MCP explained: how AI tools connect to real systems

Published: (May 1, 2026 at 06:00 AM EDT)
3 min read
Source: Dev.to

Source: Dev.to

Introduction

Most AI tools started as isolated chat windows. You pasted in a prompt, copied the answer back out, and hoped the model had enough context. That model does not scale well. Modern AI agents need access to tools, files, APIs, and structured context. The Model Context Protocol (MCP) tries to solve this problem.

What is MCP?

MCP is a protocol for connecting AI applications to external tools and data sources. Instead of every AI app inventing its own plugin system, MCP defines a shared way for tools to expose capabilities to models.

Core Idea

The interesting part is not merely “the model can call an API” (which has been possible for a while). The interesting part is standardization. Without a shared protocol, every integration becomes a one‑off bridge:

  • AI client A → custom GitHub integration
  • AI client B → different GitHub integration
  • AI client C → yet another GitHub integration

With MCP, the shape becomes cleaner:

AI client → MCP server → tool or data source

How MCP Works

An MCP server can provide capabilities such as:

  • Database queries
  • File access
  • Issue tracker data
  • Browser automation
  • Internal documentation search
  • Custom business tools

The AI client discovers and calls those tools through a common interface. The model does not need to know every detail of your internal API; it only needs to know:

  • That a tool exists
  • What the tool does
  • What parameters it accepts
  • What kind of result it returns

This separation makes tool access easier to review, test, and restrict.

Use Cases

Good MCP use cases are usually context‑heavy:

  • “Summarize the open bugs for this release.”
  • “Find the related pull requests for this Jira ticket.”
  • “Check whether this API route has documentation.”
  • “Create a draft changelog from merged commits.”
  • “Look up our internal policy before answering.”

In all of these examples, the model is useful only if it can reach the right context.

Security Considerations

MCP also creates a new security boundary. A tool server can expose sensitive data or actions, so teams need to treat it like infrastructure, not like a harmless prompt helper.

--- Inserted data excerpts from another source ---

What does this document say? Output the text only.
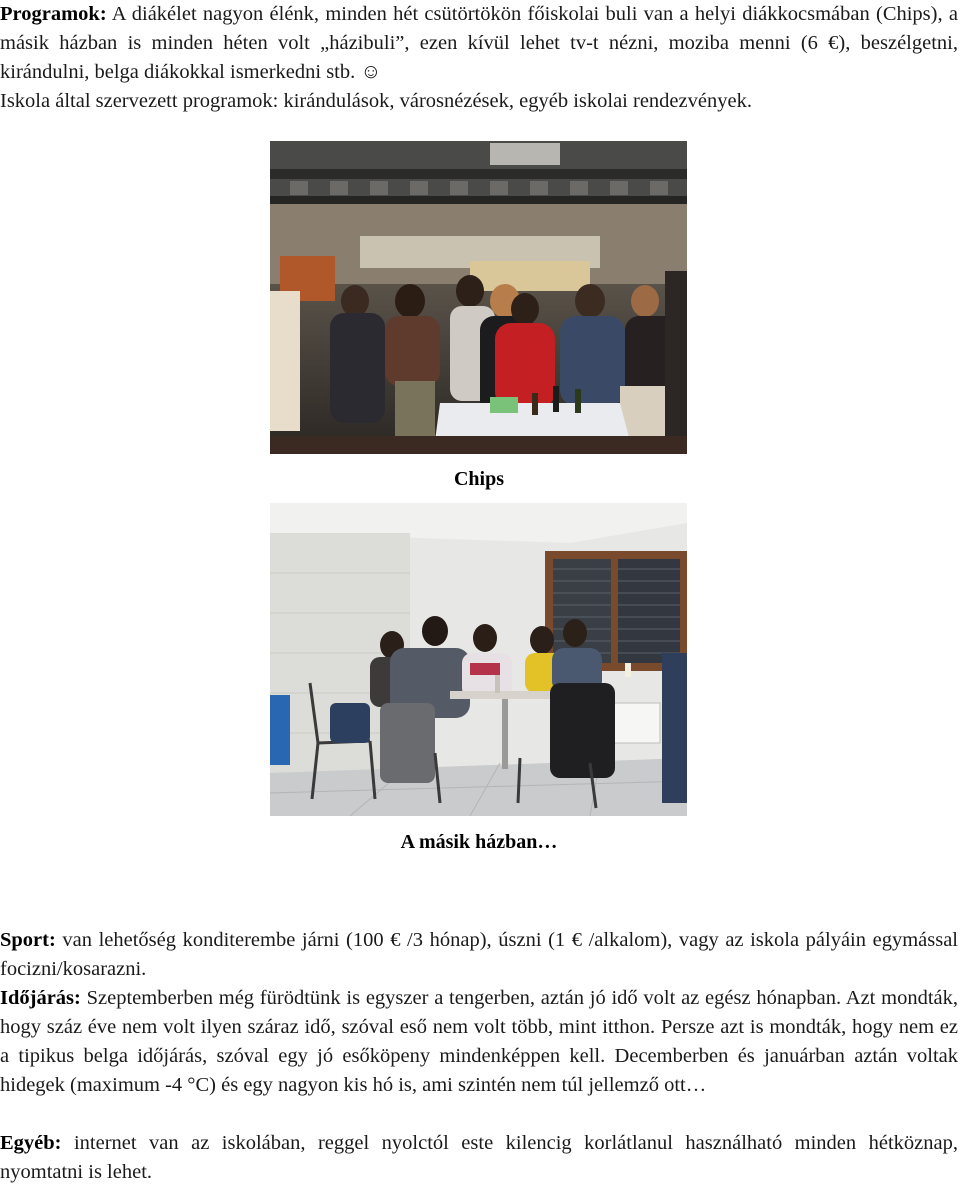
Programok: A diákélet nagyon élénk, minden hét csütörtökön főiskolai buli van a helyi diákkocsmában (Chips), a másik házban is minden héten volt „házibuli”, ezen kívül lehet tv-t nézni, moziba menni (6 €), beszélgetni, kirándulni, belga diákokkal ismerkedni stb. ☺
Iskola által szervezett programok: kirándulások, városnézések, egyéb iskolai rendezvények.

Chips
A másik házban…

Sport: van lehetőség konditerembe járni (100 € /3 hónap), úszni (1 € /alkalom), vagy az iskola pályáin egymással focizni/kosarazni.

Időjárás: Szeptemberben még fürödtünk is egyszer a tengerben, aztán jó idő volt az egész hónapban. Azt mondták, hogy száz éve nem volt ilyen száraz idő, szóval eső nem volt több, mint itthon. Persze azt is mondták, hogy nem ez a tipikus belga időjárás, szóval egy jó esőköpeny mindenképpen kell. Decemberben és januárban aztán voltak hidegek (maximum -4 °C) és egy nagyon kis hó is, ami szintén nem túl jellemző ott…

Egyéb: internet van az iskolában, reggel nyolctól este kilencig korlátlanul használható minden hétköznap, nyomtatni is lehet.
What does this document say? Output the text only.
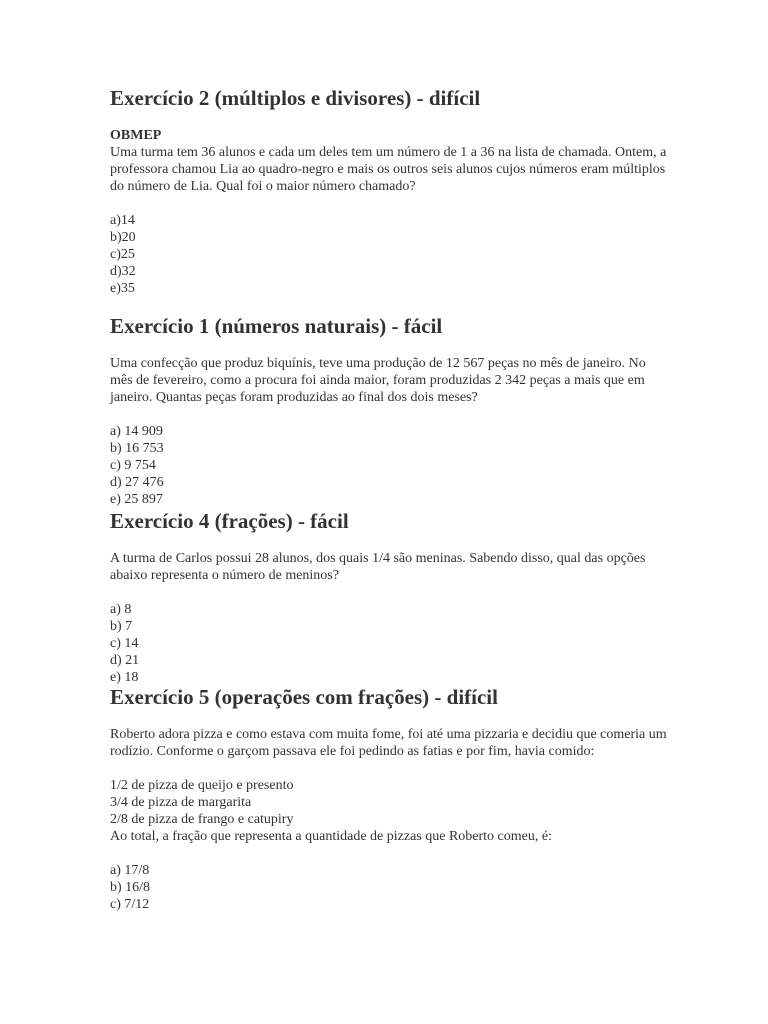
Exercício 2 (múltiplos e divisores) - difícil

OBMEP

Uma turma tem 36 alunos e cada um deles tem um número de 1 a 36 na lista de chamada. Ontem, a professora chamou Lia ao quadro-negro e mais os outros seis alunos cujos números eram múltiplos do número de Lia. Qual foi o maior número chamado?

a)14
b)20
c)25
d)32
e)35
Exercício 1 (números naturais) - fácil

Uma confecção que produz biquínis, teve uma produção de 12 567 peças no mês de janeiro. No mês de fevereiro, como a procura foi ainda maior, foram produzidas 2 342 peças a mais que em janeiro. Quantas peças foram produzidas ao final dos dois meses?

a) 14 909
b) 16 753
c) 9 754
d) 27 476
e) 25 897
Exercício 4 (frações) - fácil

A turma de Carlos possui 28 alunos, dos quais 1/4 são meninas. Sabendo disso, qual das opções abaixo representa o número de meninos?

a) 8
b) 7
c) 14
d) 21
e) 18
Exercício 5 (operações com frações) - difícil

Roberto adora pizza e como estava com muita fome, foi até uma pizzaria e decidiu que comeria um rodízio. Conforme o garçom passava ele foi pedindo as fatias e por fim, havia comido:

1/2 de pizza de queijo e presento
3/4 de pizza de margarita
2/8 de pizza de frango e catupiry
Ao total, a fração que representa a quantidade de pizzas que Roberto comeu, é:
a) 17/8
b) 16/8
c) 7/12
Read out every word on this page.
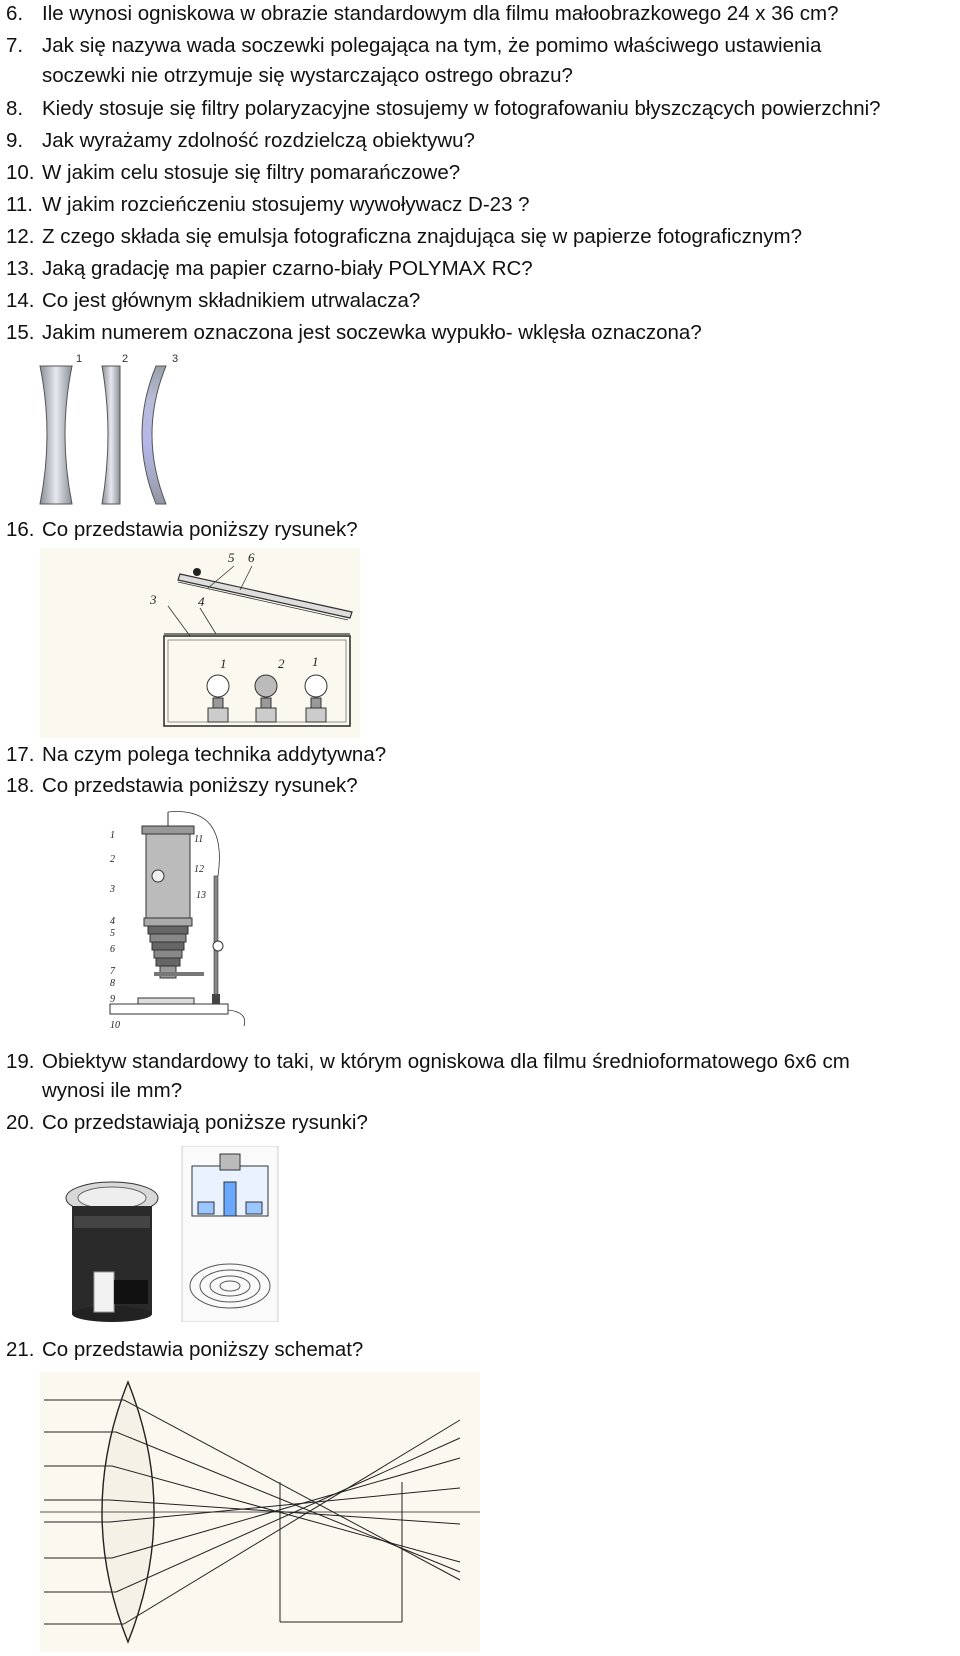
6. Ile wynosi ogniskowa w obrazie standardowym dla filmu małoobrazkowego 24 x 36 cm?
7. Jak się nazywa wada soczewki polegająca na tym, że pomimo właściwego ustawienia
soczewki nie otrzymuje się wystarczająco ostrego obrazu?
8. Kiedy stosuje się filtry polaryzacyjne stosujemy w fotografowaniu błyszczących powierzchni?
9. Jak wyrażamy zdolność rozdzielczą obiektywu?
10. W jakim celu stosuje się filtry pomarańczowe?
11. W jakim rozcieńczeniu stosujemy wywoływacz D-23 ?
12. Z czego składa się emulsja fotograficzna znajdująca się w papierze fotograficznym?
13. Jaką gradację ma papier czarno-biały POLYMAX RC?
14. Co jest głównym składnikiem utrwalacza?
15. Jakim numerem oznaczona jest soczewka wypukło- wklęsła oznaczona?
1	2	3
16. Co przedstawia poniższy rysunek?
5 6
3	4
1	2 1
17. Na czym polega technika addytywna?
18. Co przedstawia poniższy rysunek?
1
2
3
4
5
6
7
8
9
10
11
12
13
19. Obiektyw standardowy to taki, w którym ogniskowa dla filmu średnioformatowego 6x6 cm
wynosi ile mm?
20. Co przedstawiają poniższe rysunki?
21. Co przedstawia poniższy schemat?
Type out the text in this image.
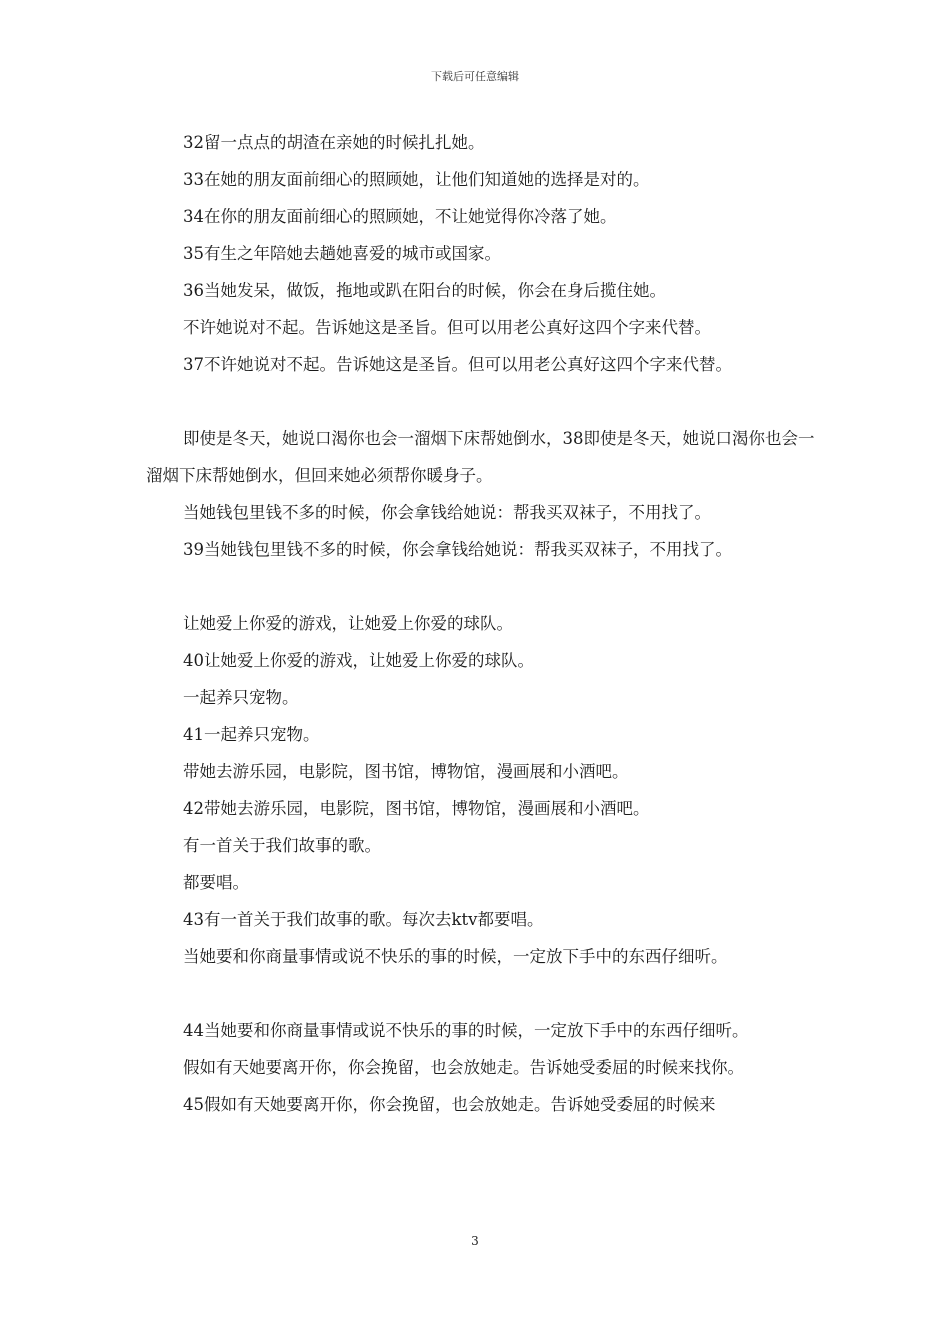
下载后可任意编辑

32留一点点的胡渣在亲她的时候扎扎她。

33在她的朋友面前细心的照顾她，让他们知道她的选择是对的。

34在你的朋友面前细心的照顾她，不让她觉得你冷落了她。

35有生之年陪她去趟她喜爱的城市或国家。

36当她发呆，做饭，拖地或趴在阳台的时候，你会在身后揽住她。

不许她说对不起。告诉她这是圣旨。但可以用老公真好这四个字来代替。

37不许她说对不起。告诉她这是圣旨。但可以用老公真好这四个字来代替。

即使是冬天，她说口渴你也会一溜烟下床帮她倒水，38即使是冬天，她说口渴你也会一溜烟下床帮她倒水，但回来她必须帮你暖身子。

当她钱包里钱不多的时候，你会拿钱给她说：帮我买双袜子，不用找了。

39当她钱包里钱不多的时候，你会拿钱给她说：帮我买双袜子，不用找了。

让她爱上你爱的游戏，让她爱上你爱的球队。

40让她爱上你爱的游戏，让她爱上你爱的球队。

一起养只宠物。

41一起养只宠物。

带她去游乐园，电影院，图书馆，博物馆，漫画展和小酒吧。

42带她去游乐园，电影院，图书馆，博物馆，漫画展和小酒吧。

有一首关于我们故事的歌。

都要唱。

43有一首关于我们故事的歌。每次去ktv都要唱。

当她要和你商量事情或说不快乐的事的时候，一定放下手中的东西仔细听。

44当她要和你商量事情或说不快乐的事的时候，一定放下手中的东西仔细听。

假如有天她要离开你，你会挽留，也会放她走。告诉她受委屈的时候来找你。

45假如有天她要离开你，你会挽留，也会放她走。告诉她受委屈的时候来

3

Minimum Security Checklist

  • Which tools are exposed?
  • Which actions are read‑only?
  • Which actions mutate state?
  • How are credentials stored?
  • Can the model reach production data?
  • How are tool calls logged?

The protocol makes integration easier, but it does not make governance optional.

When to Adopt MCP

Do not build an MCP integration just because it’s trendy. Build one when the same tool or data source should be available to multiple AI clients or workflows.

Good Signs for Adoption

  • The integration will be reused.
  • The data source is important enough to control.
  • Tool behavior should be logged or tested.
  • The team wants one maintained integration instead of many ad‑hoc scripts.

If it is a one‑off experiment, a small script may be enough.

Conclusion

MCP is useful because it gives AI tools a more stable way to interact with the systems teams already use. The biggest value is not novelty; it is making context and tool access explicit enough to maintain.

References

  • This article is based on the German original on KIberblick.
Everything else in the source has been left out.